Clay sewer pipes are another sewer line pipe type found in old houses. They were used before and during World War II. They are not as popular as they were then bust can still be used.

The main advantage of clay sewer pipes is that they are inert (chemically inactive). This means that they are highly resistant to chemical degradation (unlike cast iron sewer pipes).

The average homeowner will not install a clay sewer pipe as a DIY. You need to be skilled to know how to cut it and they are also quite heavy.

Clay being so porous means that it attracts lots of tree roots. The tree roots push hard against it and after some time the pipes give in to the pressure and it starts to crack.

tree roots in a sewer line

If you have a clay sewer line, you will always have to deal with tree roots inside the sewer pipe. Again, that will result in clogs and eventual sewage backups.

Clay sewer pipes unlike cast iron pipes have low strength and are likely to crack or snap under pressure.

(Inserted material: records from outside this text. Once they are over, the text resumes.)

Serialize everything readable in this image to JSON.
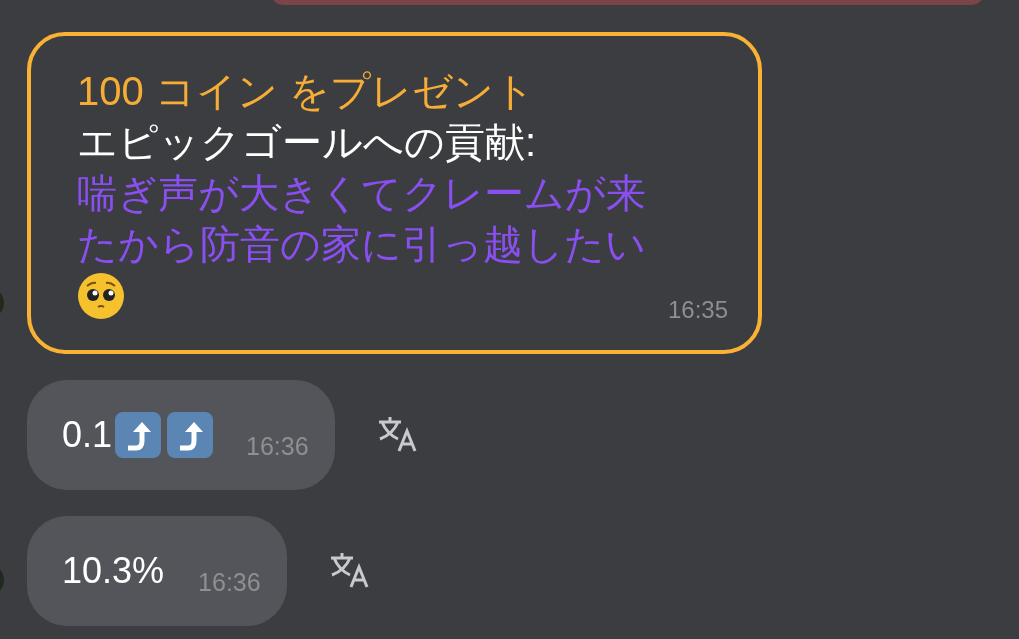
{
  "gift_message": {
    "title": "100 コイン をプレゼント",
    "label": "エピックゴールへの貢献:",
    "message": "喘ぎ声が大きくてクレームが来たから防音の家に引っ越したい",
    "trailing_icon": {
      "kind": "face"
    },
    "time": "16:35",
    "highlighted": true
  },
  "messages": [
    {
      "text": "0.1",
      "trailing_icons": [
        {
          "kind": "arrow"
        },
        {
          "kind": "arrow"
        }
      ],
      "time": "16:36"
    },
    {
      "text": "10.3%",
      "time": "16:36"
    }
  ]
}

You should therefore avoid moving heavy machines above the sewer line if you have these type of sewer pipes.

4. Concrete Sewer Pipes


Although not very popular, reinforced concrete pipes are the preferred sewer pipes in modern plumbing after plastic sewer pipes. They are used both in sanitary sewer systems and storm sewers.

Reinforced concrete sewer pipes can last for as long as 100 years or more. It is no wonder most municipalities and contactors are starting to appreciate them more.

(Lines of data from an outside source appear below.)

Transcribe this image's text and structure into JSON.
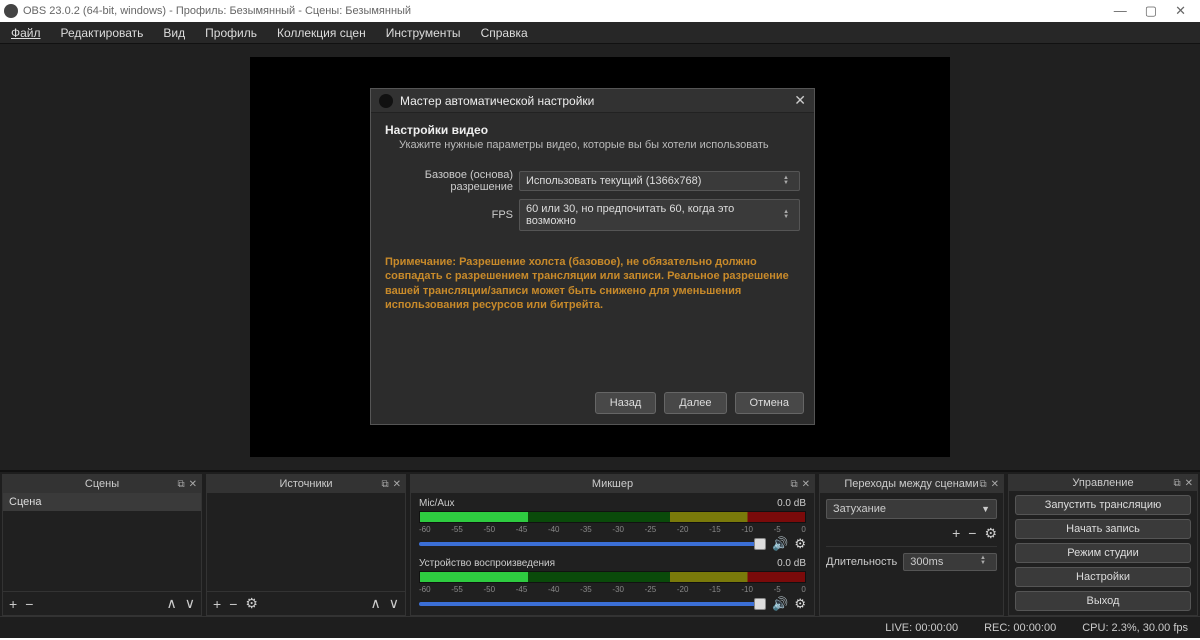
{
  "window": {
    "title": "OBS 23.0.2 (64-bit, windows) - Профиль: Безымянный - Сцены: Безымянный"
  },
  "menubar": [
    "Файл",
    "Редактировать",
    "Вид",
    "Профиль",
    "Коллекция сцен",
    "Инструменты",
    "Справка"
  ],
  "modal": {
    "title": "Мастер автоматической настройки",
    "heading": "Настройки видео",
    "subheading": "Укажите нужные параметры видео, которые вы бы хотели использовать",
    "rows": {
      "base_res_label": "Базовое (основа) разрешение",
      "base_res_value": "Использовать текущий (1366x768)",
      "fps_label": "FPS",
      "fps_value": "60 или 30, но предпочитать 60, когда это возможно"
    },
    "note": "Примечание: Разрешение холста (базовое), не обязательно должно совпадать с разрешением трансляции или записи. Реальное разрешение вашей трансляции/записи может быть снижено для уменьшения использования ресурсов или битрейта.",
    "buttons": {
      "back": "Назад",
      "next": "Далее",
      "cancel": "Отмена"
    }
  },
  "panels": {
    "scenes": {
      "title": "Сцены",
      "item": "Сцена"
    },
    "sources": {
      "title": "Источники"
    },
    "mixer": {
      "title": "Микшер",
      "tracks": [
        {
          "name": "Mic/Aux",
          "level": "0.0 dB"
        },
        {
          "name": "Устройство воспроизведения",
          "level": "0.0 dB"
        }
      ],
      "ticks": [
        "-60",
        "-55",
        "-50",
        "-45",
        "-40",
        "-35",
        "-30",
        "-25",
        "-20",
        "-15",
        "-10",
        "-5",
        "0"
      ]
    },
    "transitions": {
      "title": "Переходы между сценами",
      "selected": "Затухание",
      "duration_label": "Длительность",
      "duration_value": "300ms"
    },
    "controls": {
      "title": "Управление",
      "buttons": [
        "Запустить трансляцию",
        "Начать запись",
        "Режим студии",
        "Настройки",
        "Выход"
      ]
    }
  },
  "status": {
    "live": "LIVE: 00:00:00",
    "rec": "REC: 00:00:00",
    "cpu": "CPU: 2.3%, 30.00 fps"
  }
}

As you would expect, concrete sewer pipes are bulky, tricky to cut and install for the average homeowner and you will therefore need to work with a professional to install them.

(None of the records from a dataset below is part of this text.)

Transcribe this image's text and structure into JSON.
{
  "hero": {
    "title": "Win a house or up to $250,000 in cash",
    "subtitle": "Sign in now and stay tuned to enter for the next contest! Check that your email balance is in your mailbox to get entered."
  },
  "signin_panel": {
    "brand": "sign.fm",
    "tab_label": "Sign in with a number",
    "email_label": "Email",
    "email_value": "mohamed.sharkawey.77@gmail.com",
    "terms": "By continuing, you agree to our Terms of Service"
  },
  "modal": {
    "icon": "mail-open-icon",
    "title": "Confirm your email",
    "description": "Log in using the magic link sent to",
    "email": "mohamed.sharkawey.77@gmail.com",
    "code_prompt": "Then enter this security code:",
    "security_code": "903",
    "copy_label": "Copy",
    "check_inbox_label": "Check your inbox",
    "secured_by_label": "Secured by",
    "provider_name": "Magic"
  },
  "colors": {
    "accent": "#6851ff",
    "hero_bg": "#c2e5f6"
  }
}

On the bright side, reinforced concrete sewer pipes are affordable and have a high strength. They therefore last long with fewer problems.

5. PVC and ABS Sewer Pipes

If you are considering replacing your sewer line, these are the pipes you want to consider. PVC (polyvinyl chloride) and ABS (acrylonitrile butadiene styrene) have many advantages and few disadvantages.

The main difference between PVC and ABS is that PVC is white and is very flexible while ABS is black and stronger and will therefore withstand a higher shock.

Whichever pipe you pick among the 2 for use a sewer pipe it will serve you very well. Just remember that the 2 use different adhesives to connect 2 pipes together.

The main advantage of PVC and ABS sewer pipes compared to other pipes is their longevity. Plastic pipes as you know are corrosion-resistant and impervious and will therefore not be affected by water in any way.

Unlike cast iron, clay and Orangeburg pipes which are infiltrated by roots, roots will not access the inside of a plastic pipes. This means your sewer line will not crack and most importantly will not clog regularly.

It is important to mention that plastic sewer pipes are so smooth which enhances the flow of wastewater from the house and out to the public sewer line or septic tank. Again, this means fewer clogs and backups.

Another advantage of plastic sewer pipes is their cost. They are the cheapest sewer line pipes which is good for your bottom line.

Installation-wise, plastic pipes are very easy and fast to install. They are easy to cut and are lightweight which also imparts the overall cost of sewer line replacement. This makes it a favorite for DIY enthusiasts.

PVC and ABS sewer pipes are also very versatile. You can use them alone or in combination with other pipes like cast iron or clay sewer pipes.


And that is it in as far as sewer pipe types and materials are concerned. I would however like to mention that sewer line repairs and replacement is a job best left to professionals.

The cost to fix sewer lines is quite high but DIYs can make problems worse that they were in the beginning and that is why you need to work with the pros. Plumbers also know all the plumbing codes and the last thing you want to do is go contrary to your area’s building codes.